Mes incursions dans la politique internationale procèdent de ma passion pour ces sujets qui, pour reprendre une formule célèbre, ne me sont pas totalement étrangers, ayant conseillé il y a quelques décennies un futur Président de la République française pendant plusieurs années à leur propos. Loin de constituer un argument d’autorité, cette expérience motive simplement les digressions sur la géopolitique que je me permets dans ce blog, bien qu’il ne lui soit pas consacré.Christophe Lachnitt

C’est ainsi que la majorité des leaders et intellectuels occidentaux ne comprennent pas la réalité du régime de Vladimir Poutine tout comme leurs devanciers n’appréhendaient pas la vérité du système soviétique. L’occultation des faits par nos élites illustre une nouvelle fois le constat dressé par Jean-François Revel dans l’un de ses nombreux ouvrages majeurs, “La connaissance inutile” (1988). Revel écrivait que “l’erreur fuit les faits lorsqu’elle satisfait un besoin“. De nos jours, le besoin peut être idéologique dans les cas de Jean-Luc Mélenchon et Eric Zemmour ou financier dans ceux de François Fillon et du parti de Marine Le Pen.

Je dois avouer que c’est un sujet personnel pour moi, comme cela devrait d’ailleurs l’être pour toute personne éprise de démocratie. Lors de mes études universitaires de recherche en sciences politiques, j’étais le seul anti-soviétique s’exprimant au sein de ma promotion et je fus soumis continûment à des débats plus ou moins effarants. Puis, je consacrai mon mémoire de fin d’étude au Nicaragua, ce qui me donna notamment l’occasion de réaliser un entretien musclé avec le Premier secrétaire de l’ambassade d’Union soviétique en France dans son bunker du boulevard Lannes. Incidemment, Daniel Ortega, le dictateur communiste dont j’étudiais au début des années 1990 la montée au pouvoir et la chute (le Nicaragua connut une parenthèse démocratique), est encore au pouvoir trente ans plus tard : il a entre-temps anéanti des générations de démocrates.

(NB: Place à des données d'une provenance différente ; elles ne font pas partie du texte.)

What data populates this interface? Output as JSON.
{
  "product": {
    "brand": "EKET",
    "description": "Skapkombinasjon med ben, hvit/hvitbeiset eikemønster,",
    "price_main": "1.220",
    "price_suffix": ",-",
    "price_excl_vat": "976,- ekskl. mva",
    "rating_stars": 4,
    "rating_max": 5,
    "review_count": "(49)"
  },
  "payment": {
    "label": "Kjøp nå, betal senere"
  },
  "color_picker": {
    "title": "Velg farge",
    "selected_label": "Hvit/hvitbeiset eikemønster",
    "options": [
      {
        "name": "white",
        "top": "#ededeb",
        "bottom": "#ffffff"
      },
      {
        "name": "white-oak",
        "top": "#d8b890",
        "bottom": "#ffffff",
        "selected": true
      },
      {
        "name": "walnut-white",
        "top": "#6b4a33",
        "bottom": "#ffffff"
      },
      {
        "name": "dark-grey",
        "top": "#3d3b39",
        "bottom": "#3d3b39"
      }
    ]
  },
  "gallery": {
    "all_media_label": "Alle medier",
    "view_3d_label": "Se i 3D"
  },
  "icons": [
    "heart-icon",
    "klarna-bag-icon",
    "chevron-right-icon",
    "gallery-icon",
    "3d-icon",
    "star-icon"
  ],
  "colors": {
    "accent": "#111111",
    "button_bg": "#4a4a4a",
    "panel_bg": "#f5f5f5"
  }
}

Enfin, parallèlement à mes premiers pas professionnels en entreprise, je conseillai pendant plusieurs années sur les dossiers géopolitiques un futur Président de la République dont le tropisme est-européen me plongea à diverses reprises dans l’analyse de cette région et me donna parfois l’occasion d’apporter un concours plumitif à certains de ses dirigeants.

Mais revenons au vingt-et-unième siècle et à la Russie de Vladimir Poutine.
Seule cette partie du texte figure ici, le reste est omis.